At the moment it seems that the data from the image isn't accessible in the vertex shader (if I just set the vUv to vec2(1.0, 0.0), for example, and change the offset positions, nothing changes), and also I'm not sure how to go about making sure that the instance can reference the correct texel in the texture.

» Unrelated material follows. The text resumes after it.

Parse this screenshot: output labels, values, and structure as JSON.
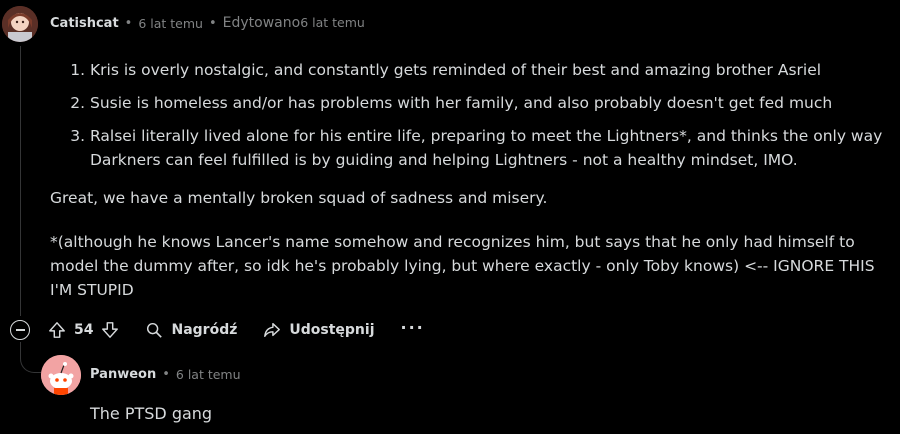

So, my two issues are: 1) How to correctly set the Data Image Texture, and access that data in the Vertex Shader 2) How to correctly reference the texel storing the data for each particular instance (e.g, instance 1000 should use vec2(1000,1), etc

Also, do I have to normalize the data (0.0-1.0, or 0–255, or -1 – +1)

Thanks

1
Try replacing attribute offsetPosition with attribute uv.WestLangley
@WestLangley whoops, the offsetPosition was an attribute which I removed for this example, it shouldn't be there. But regardless, I don't quite follow what replacing that with uv would achieve? (I haven't fully wrapped my head around UV's yet!)Jack Wild
It appears you are trying to mix GPGPU and instancing. Make sure you understand each individually before you proceed. Each instance will have a uv attribute instead of a position offset. Use the uv to look up the position offset stored in the texture. Later, use GPGPU techniques to update the texture every frame. Conceptually, I do not see why that would not work, but I have not tried it.WestLangley
Thanks for the tips. I've made some progress, but how the uv's are mapped to each instance isn't well documented.Jack Wild

1 Answers

0
votes

You need to compute some kind of an index into the texture per instance. Meaning, you need an attribute that is going to be shared by each instance.

if your triangle is

[a,b,c]

your index should be

[0,0,0] 

Lets say you have 1024 instances and a 1024x1 px texture.